Lightweight Structure-Aware Attention for Visual Understanding
This addresses efficiency and performance issues in visual models for researchers and practitioners, though it is incremental as it builds on existing attention mechanisms.
The paper tackled the limitations of attention operators in visual understanding, such as high redundancy and quadratic complexity, by proposing Lightweight Structure-aware Attention (LiSA), which achieved state-of-the-art results on ImageNet-1K and other tasks like Kinetics-400 and COCO.
Attention operator has been widely used as a basic brick in visual understanding since it provides some flexibility through its adjustable kernels. However, this operator suffers from inherent limitations: (1) the attention kernel is not discriminative enough, resulting in high redundancy, and (2) the complexity in computation and memory is quadratic in the sequence length.

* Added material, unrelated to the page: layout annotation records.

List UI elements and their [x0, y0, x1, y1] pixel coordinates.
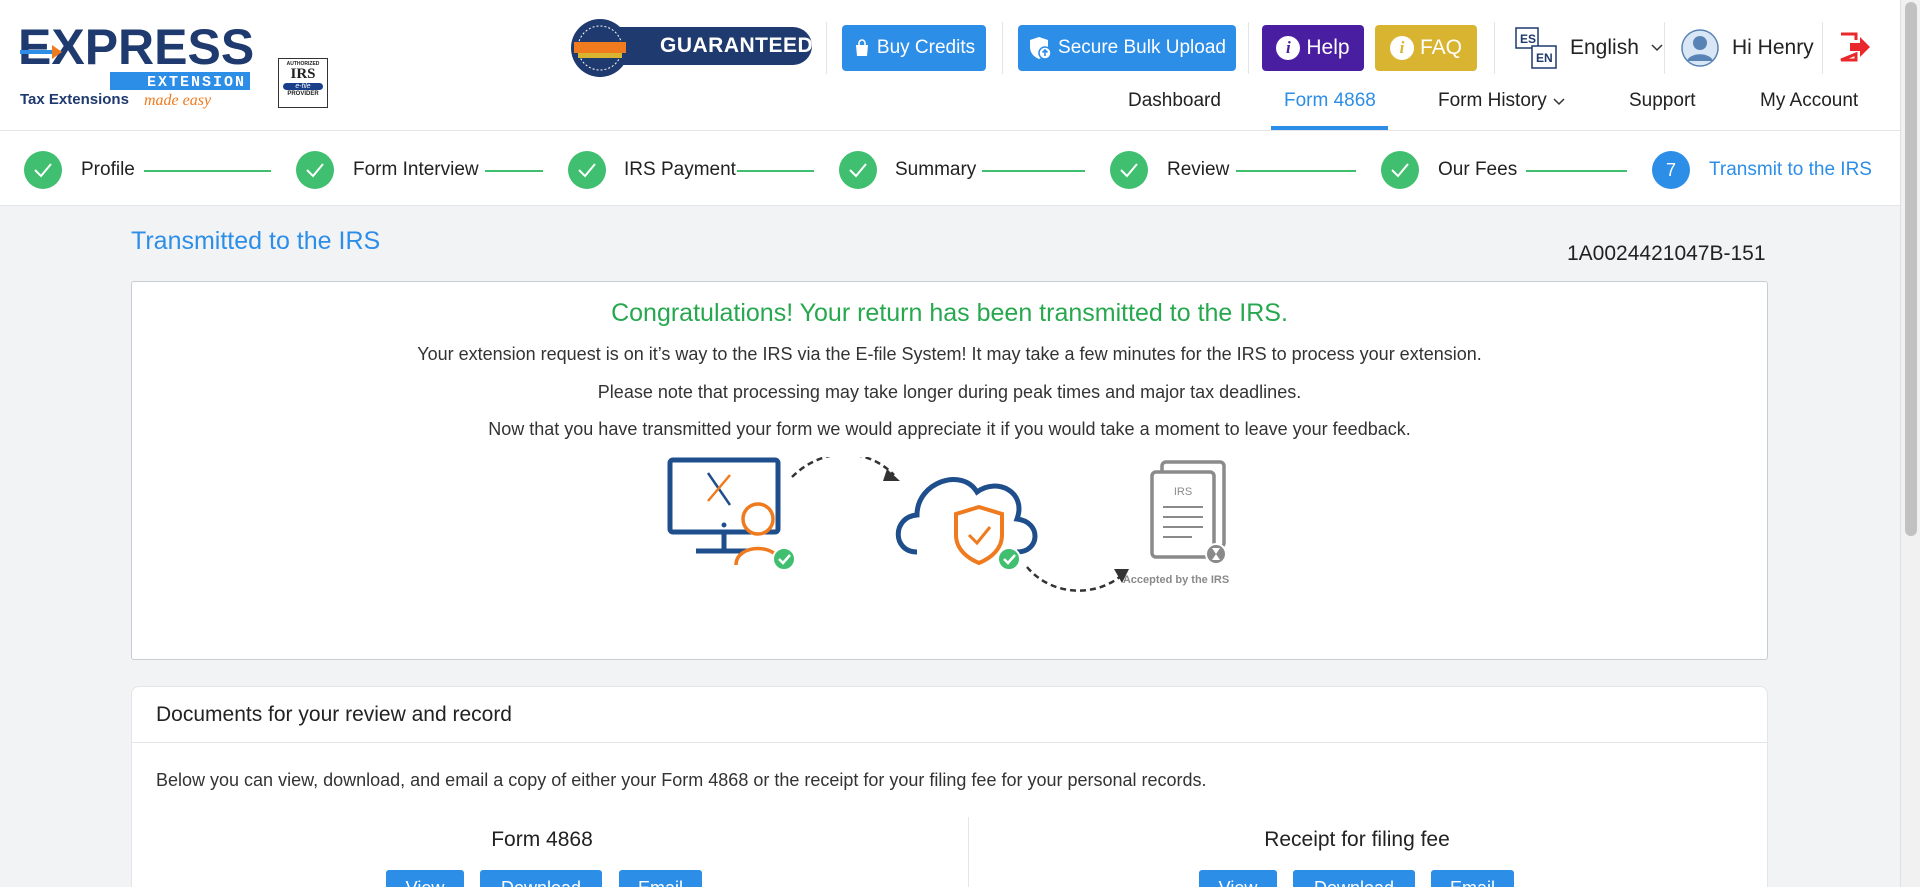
accepted-caption: Accepted by the IRS: [1123, 574, 1229, 586]
step-transmit-to-irs[interactable]: Transmit to the IRS: [1709, 159, 1872, 181]
faq-label: FAQ: [1419, 36, 1462, 59]
documents-card: Documents for your review and record Bel…: [131, 686, 1768, 887]
step-connector: [144, 170, 271, 172]
receipt-view-button[interactable]: View: [1199, 870, 1277, 887]
secure-cloud-icon: [895, 477, 1038, 571]
header-divider: [1822, 22, 1823, 74]
scrollbar-thumb[interactable]: [1905, 2, 1917, 536]
step-current-number: 7: [1652, 151, 1690, 189]
submission-reference-id: 1A0024421047B-151: [1567, 242, 1766, 265]
feedback-request: Now that you have transmitted your form …: [488, 419, 1411, 439]
step-complete-check-icon: [1110, 151, 1148, 189]
site-header: EXPRESS EXTENSION Tax Extensions made ea…: [0, 0, 1900, 131]
header-divider: [1248, 22, 1249, 74]
header-divider: [1664, 22, 1665, 74]
documents-heading: Documents for your review and record: [132, 687, 1767, 743]
nav-support[interactable]: Support: [1629, 90, 1696, 130]
step-complete-check-icon: [24, 151, 62, 189]
step-complete-check-icon: [1381, 151, 1419, 189]
confirmation-card: Congratulations! Your return has been tr…: [131, 281, 1768, 660]
user-menu[interactable]: Hi Henry: [1680, 26, 1814, 70]
svg-text:EN: EN: [1536, 51, 1553, 65]
step-connector: [485, 170, 543, 172]
help-button[interactable]: i Help: [1262, 25, 1364, 71]
secure-bulk-upload-label: Secure Bulk Upload: [1058, 37, 1226, 58]
user-greeting: Hi Henry: [1732, 36, 1814, 59]
step-irs-payment[interactable]: IRS Payment: [624, 159, 736, 181]
irs-badge-line2: IRS: [290, 66, 316, 82]
step-our-fees[interactable]: Our Fees: [1438, 159, 1517, 181]
form-4868-email-button[interactable]: Email: [619, 870, 702, 887]
step-connector: [737, 170, 814, 172]
computer-user-icon: [667, 457, 796, 571]
step-profile[interactable]: Profile: [81, 159, 135, 181]
header-divider: [826, 22, 827, 74]
language-selector[interactable]: ES EN English: [1514, 26, 1663, 70]
language-translate-icon: ES EN: [1515, 27, 1557, 69]
step-complete-check-icon: [296, 151, 334, 189]
step-summary[interactable]: Summary: [895, 159, 976, 181]
guaranteed-badge: GUARANTEED: [570, 18, 813, 78]
nav-form-4868[interactable]: Form 4868: [1284, 90, 1376, 130]
secure-bulk-upload-button[interactable]: Secure Bulk Upload: [1018, 25, 1236, 71]
logout-icon[interactable]: [1838, 30, 1872, 64]
buy-credits-label: Buy Credits: [876, 37, 976, 58]
receipt-download-button[interactable]: Download: [1293, 870, 1415, 887]
form-4868-column-title: Form 4868: [491, 828, 593, 851]
language-label: English: [1570, 36, 1639, 59]
form-4868-view-button[interactable]: View: [386, 870, 464, 887]
receipt-column-title: Receipt for filing fee: [1264, 828, 1450, 851]
congratulations-heading: Congratulations! Your return has been tr…: [611, 299, 1288, 327]
user-avatar-icon: [1681, 29, 1719, 67]
documents-description: Below you can view, download, and email …: [156, 770, 1207, 790]
irs-authorized-badge: AUTHORIZED IRS e-file PROVIDER: [278, 58, 328, 108]
receipt-email-button[interactable]: Email: [1431, 870, 1514, 887]
nav-dashboard[interactable]: Dashboard: [1128, 90, 1221, 130]
svg-text:ES: ES: [1520, 32, 1536, 46]
form-4868-download-button[interactable]: Download: [480, 870, 602, 887]
header-divider: [1494, 22, 1495, 74]
guaranteed-label: GUARANTEED: [600, 27, 813, 65]
transmit-message: Your extension request is on it’s way to…: [417, 344, 1482, 364]
documents-column-divider: [968, 817, 969, 887]
chevron-down-icon: [1553, 98, 1565, 106]
logo-sub-text: EXTENSION: [147, 74, 246, 91]
step-connector: [1526, 170, 1627, 172]
step-review[interactable]: Review: [1167, 159, 1229, 181]
svg-text:IRS: IRS: [1174, 486, 1192, 498]
logo-tagline-script: made easy: [144, 92, 212, 109]
info-icon: i: [1389, 36, 1414, 60]
nav-active-indicator: [1271, 126, 1388, 130]
irs-badge-line4: PROVIDER: [287, 91, 319, 97]
step-form-interview[interactable]: Form Interview: [353, 159, 479, 181]
nav-my-account[interactable]: My Account: [1760, 90, 1858, 130]
processing-note: Please note that processing may take lon…: [597, 382, 1302, 402]
step-complete-check-icon: [839, 151, 877, 189]
info-icon: i: [1276, 36, 1301, 60]
buy-credits-button[interactable]: Buy Credits: [842, 25, 986, 71]
progress-stepper: Profile Form Interview IRS Payment Summa…: [0, 131, 1900, 206]
irs-document-icon: IRS: [1150, 460, 1227, 565]
step-connector: [982, 170, 1085, 172]
page-title: Transmitted to the IRS: [131, 227, 381, 255]
shopping-bag-icon: [855, 39, 868, 56]
chevron-down-icon: [1651, 44, 1663, 52]
header-divider: [1002, 22, 1003, 74]
faq-button[interactable]: i FAQ: [1375, 25, 1477, 71]
express-extension-logo[interactable]: EXPRESS EXTENSION Tax Extensions made ea…: [18, 18, 258, 114]
nav-form-history[interactable]: Form History: [1438, 90, 1565, 130]
efile-process-illustration: IRS Accepted by the IRS: [667, 457, 1229, 592]
help-label: Help: [1306, 36, 1350, 59]
logo-tagline: Tax Extensions: [20, 91, 129, 108]
page-scrollbar[interactable]: [1900, 0, 1920, 887]
step-complete-check-icon: [568, 151, 606, 189]
shield-upload-icon: [1030, 37, 1052, 60]
irs-badge-line3: e-file: [283, 83, 323, 90]
step-connector: [1236, 170, 1356, 172]
nav-form-history-label: Form History: [1438, 90, 1547, 111]
extension-approved-seal-icon: [571, 19, 629, 77]
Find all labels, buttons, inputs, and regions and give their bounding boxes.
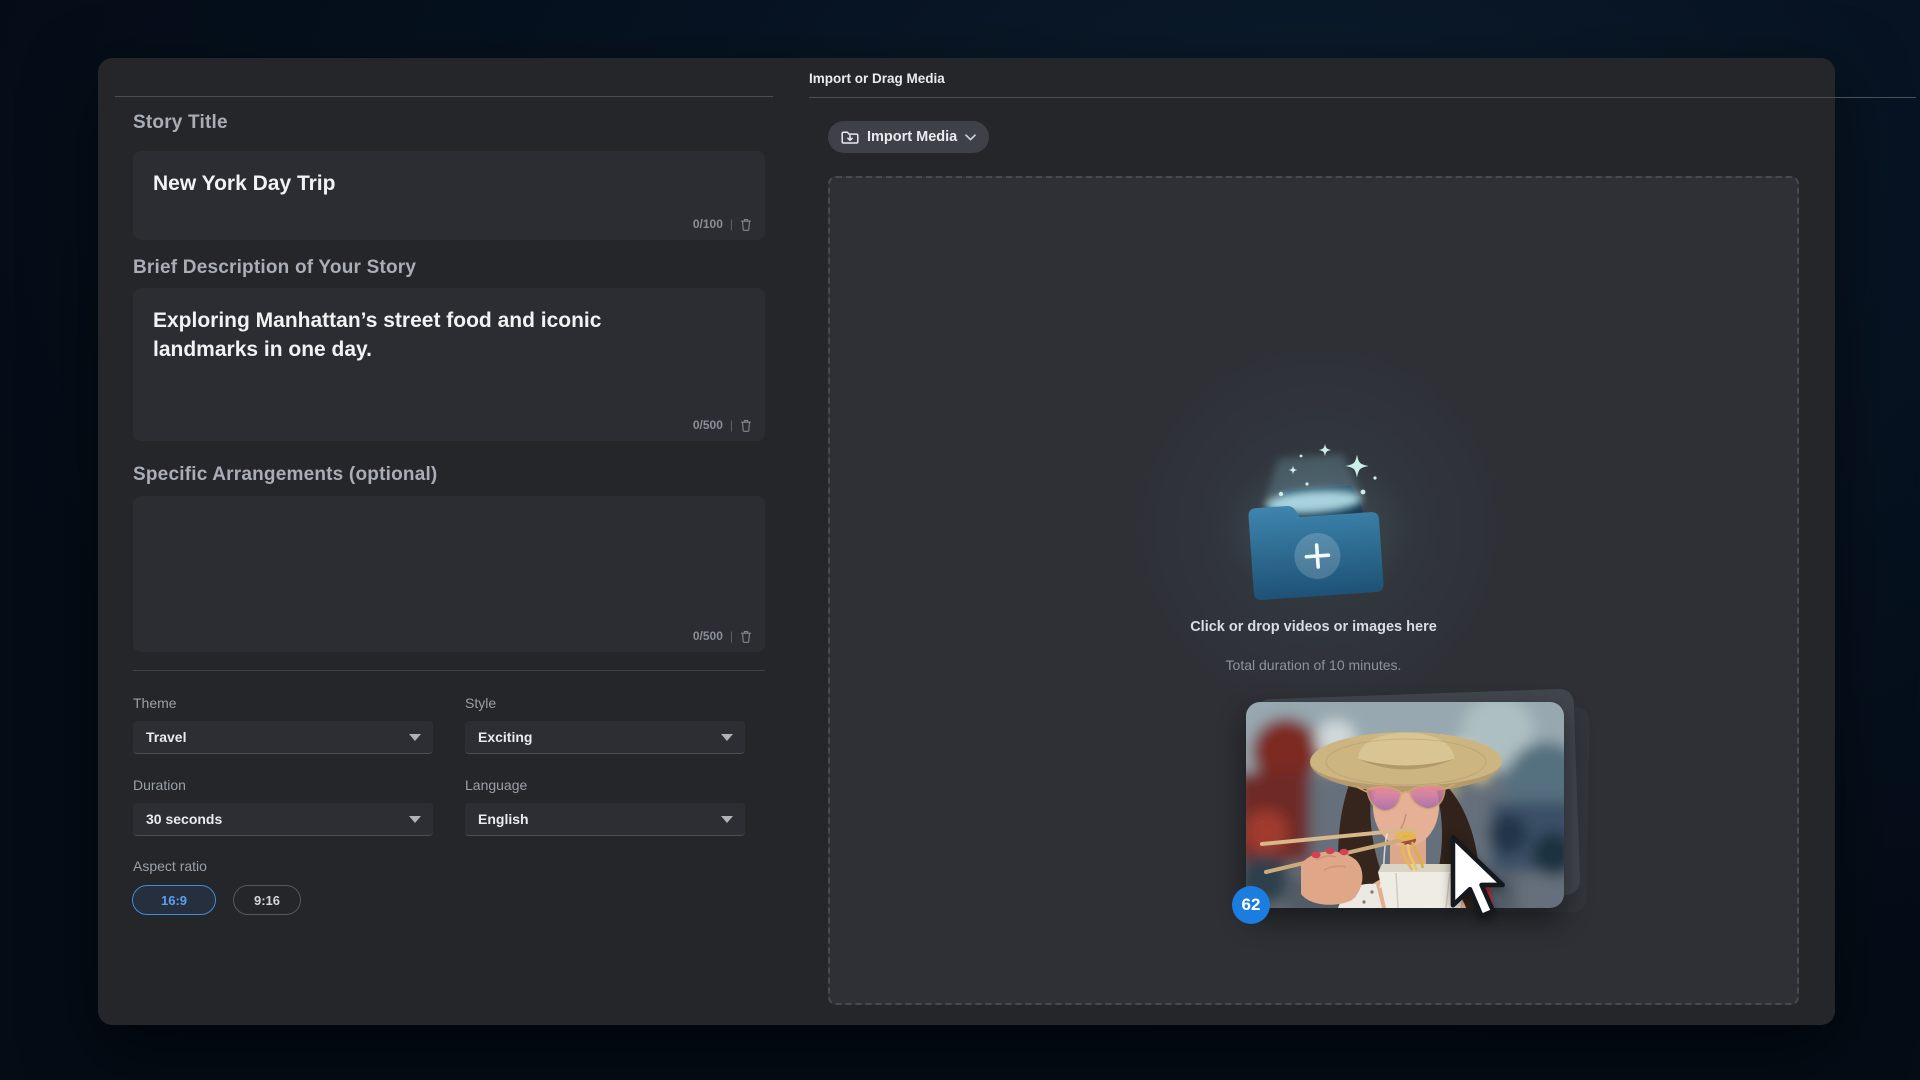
char-counter: 0/500 [693,629,723,643]
aspect-ratio-option-9-16[interactable]: 9:16 [233,885,301,915]
duration-value: 30 seconds [146,811,222,827]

In this paper, we propose a novel attention operator, called Lightweight Structure-aware Attention (LiSA), which has a better representation power with log-linear complexity. Our operator transforms the attention kernels to be more discriminative by learning structural patterns. These structural patterns are encoded by exploiting a set of relative position embeddings (RPEs) as multiplicative weights, thereby improving the representation power of the attention kernels. Additionally, the RPEs are approximated to obtain log-linear complexity. Our experiments and analyses demonstrate that the proposed operator outperforms self-attention and other existing operators, achieving state-of-the-art results on ImageNet-1K and other downstream tasks such as video action recognition on Kinetics-400, object detection \& instance segmentation on COCO, and semantic segmentation on ADE-20K.